Did you know that there’s a completely different way of looking at an Excel spreadsheet? And that it can show you information that you didn’t know was there, helping you avoid disastrous errors like the leak of data about Afghan personnel in 2022 that was made public in 2025?
If you’ve been using Excel for a long time, you may remember that in 2007 Microsoft introduced a new file format for Excel, Word, and PowerPoint, with filenames ending in .xlsx, .docx, and .pptx. In this new Office Open XML format, your Excel spreadsheet (.xlsx) file is created by compressing (“zipping”) together a set of smaller XML (Extensible Markup Language) files. Each of these XML files (ending in .xml) contains a standardised definition of one component of the spreadsheet, such as a worksheet (tab), a table or a chart.

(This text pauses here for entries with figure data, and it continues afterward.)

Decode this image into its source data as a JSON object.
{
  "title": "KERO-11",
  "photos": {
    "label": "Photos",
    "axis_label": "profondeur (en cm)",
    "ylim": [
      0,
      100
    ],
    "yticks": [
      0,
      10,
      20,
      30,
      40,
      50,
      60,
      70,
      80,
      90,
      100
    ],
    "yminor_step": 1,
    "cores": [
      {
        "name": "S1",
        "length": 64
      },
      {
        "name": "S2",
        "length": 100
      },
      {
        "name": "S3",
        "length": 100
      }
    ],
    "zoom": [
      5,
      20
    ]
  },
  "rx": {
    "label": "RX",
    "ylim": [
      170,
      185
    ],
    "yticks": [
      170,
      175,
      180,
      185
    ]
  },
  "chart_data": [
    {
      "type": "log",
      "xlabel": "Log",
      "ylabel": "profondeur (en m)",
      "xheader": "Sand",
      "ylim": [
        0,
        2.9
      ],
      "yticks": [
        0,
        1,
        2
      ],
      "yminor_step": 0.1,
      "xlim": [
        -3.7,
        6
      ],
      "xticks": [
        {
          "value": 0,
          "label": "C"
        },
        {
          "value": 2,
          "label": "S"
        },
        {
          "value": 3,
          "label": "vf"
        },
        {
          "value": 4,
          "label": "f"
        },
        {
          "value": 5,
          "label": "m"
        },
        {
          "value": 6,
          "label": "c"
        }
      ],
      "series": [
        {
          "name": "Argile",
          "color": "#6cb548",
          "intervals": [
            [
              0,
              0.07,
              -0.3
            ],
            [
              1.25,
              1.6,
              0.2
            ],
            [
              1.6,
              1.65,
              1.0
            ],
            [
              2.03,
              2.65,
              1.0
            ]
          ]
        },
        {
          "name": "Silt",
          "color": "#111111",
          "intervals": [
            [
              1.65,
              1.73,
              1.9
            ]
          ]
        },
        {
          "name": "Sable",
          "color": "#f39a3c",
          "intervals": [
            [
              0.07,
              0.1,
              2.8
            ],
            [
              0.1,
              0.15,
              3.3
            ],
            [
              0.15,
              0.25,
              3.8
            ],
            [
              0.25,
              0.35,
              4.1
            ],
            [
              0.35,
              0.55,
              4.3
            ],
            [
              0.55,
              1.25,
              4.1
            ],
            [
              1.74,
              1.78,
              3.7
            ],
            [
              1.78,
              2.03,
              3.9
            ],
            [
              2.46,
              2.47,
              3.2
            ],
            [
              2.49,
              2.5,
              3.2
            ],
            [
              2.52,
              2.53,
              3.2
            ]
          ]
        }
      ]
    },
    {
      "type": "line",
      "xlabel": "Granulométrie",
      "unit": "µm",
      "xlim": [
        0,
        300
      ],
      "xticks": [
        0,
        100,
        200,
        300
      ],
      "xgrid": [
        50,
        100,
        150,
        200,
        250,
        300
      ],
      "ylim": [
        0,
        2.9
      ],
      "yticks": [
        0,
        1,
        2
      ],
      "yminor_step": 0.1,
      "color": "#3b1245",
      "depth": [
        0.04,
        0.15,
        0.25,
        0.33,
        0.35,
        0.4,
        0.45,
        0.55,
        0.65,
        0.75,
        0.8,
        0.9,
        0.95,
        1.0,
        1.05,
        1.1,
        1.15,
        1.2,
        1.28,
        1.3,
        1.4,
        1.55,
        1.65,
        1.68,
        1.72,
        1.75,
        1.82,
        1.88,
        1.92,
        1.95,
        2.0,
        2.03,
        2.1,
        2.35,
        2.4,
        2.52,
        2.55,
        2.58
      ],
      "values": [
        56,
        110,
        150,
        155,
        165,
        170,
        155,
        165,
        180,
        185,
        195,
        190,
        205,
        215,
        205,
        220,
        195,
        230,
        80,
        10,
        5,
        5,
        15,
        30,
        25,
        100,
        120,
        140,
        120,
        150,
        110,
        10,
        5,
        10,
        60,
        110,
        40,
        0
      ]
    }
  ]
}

What this means is that in principle you can reverse this process; you can “unzip” a spreadsheet file and work out what’s in the spreadsheet by looking at all the XML files that define it. In practice it would be too difficult and time-consuming to do this manually, but the latest version 26.02 of Rainbow Analyst can do all the hard work for you, as you can see in the screenshot above. This shows a report from Rainbow’s new Deep Structure function, which lists row-by-row each of the XML files (i.e. each of the components) that make up a spreadsheet. By itself this might still not be very helpful, but the Deep Structure function does two more things.
First, it shows you the dependencies between different components, i.e. what components contain other components. So in the report above you can see that the highest-level “container” is the workbook itself, which contains all the other components. The workbook is on level 1 as shown in column A, and underneath it on level 2 (i.e. contained within the workbook) are several worksheets. Each worksheet may then contain other objects, and you can see that for instance the “Sheet 20” worksheet contains a drawing (a graphical object) and a pivot table, which are on level 3. And where a level 3 object contains another object, this will be on level 4, and so on. So this is starting to make sense of the structure of the XML files.
The second thing that the Deep Structure function does is to provide a bar chart showing the size of each of the XML files, in column F. The bar for the largest file will fill the whole width of column F (as you can see here on row 16, for file sheet3.xml), and the sizes of the remaining files will be shown in proportion to this. And as well as the bar chart in column F, you will see there is a stacked bar chart in columns C to F, in the row immediately underneath each worksheet file. This shows the total size of the worksheet file plus all the files under it (i.e. representing components contained in the worksheet). So the stacked bar in row 9 represents the size of the worksheet file for Sheet 20 (sheet1.xml, in magenta) plus the size of the drawing1.xml file (in green) and the pivotTable1.xml file (in cyan).
These technical details may seem a bit confusing, but actually the Deep Structure report is very easy to use. Simply look down column F in the report and find the two or three largest files. If these are worksheet files, ask yourself if the file sizes make sense in terms of what you know about these worksheets, e.g. the number of rows and columns as shown in the Summary Report. Or if one or more of the largest files is not a worksheet file, note whether it is contained within a worksheet, and if so whether you would expect this worksheet to contain a large amount of e.g. graphical objects (if the large file is a drawing file) or tabular data (if it is some kind of table file). And if you spot something that doesn’t seem to make sense, this is your clue to investigate further!
One other important feature of the Deep Structure report is that, as you can see here (on the left), at the bottom of the report after the worksheet-related files you will find other general level 2 files. These represent components which are contained in the workbook but which do not belong to any specific worksheet, and they can provide valuable further clues about what’s in your spreadsheet.
Here you can see that there is a small calcChain.xml file, indicating that there is only a small chain of calculations, i.e. there are not many formulas in this workbook. The sharedStrings.xml file is much larger, indicating that there is quite a lot of text (strings of characters, i.e. words). The connections.xml file shows that there are connections to external data sources, in addition to the two external links to other Excel files. The styles.xml file indicates that there are some custom styles; if this file was a lot larger it would indicate that the custom styles had become corrupted. There is a small vbaProject.bin (binary) file, showing that the workbook contains some VBA code. The large pivotCacheRecords1.xml file means that the workbook contains a significant amount of cached data, i.e. data that is not stored directly in a worksheet, but at least some of which will be displayed in pivot tables in one or more worksheets. And the theme1.xml file is simply the basic colour scheme for the workbook.
The Deep Structure function, like the Summary Report, will work even if a spreadsheet contains hidden or protected worksheets. So I hope you can see that it gives you a lot of really important information and is well worth using (in combination with the Summary Report) when you first start to analyse a spreadsheet. It can potentially save you from overlooking vital content that may be buried deep in the spreadsheet in front of you. Why not give it a try and see for yourself?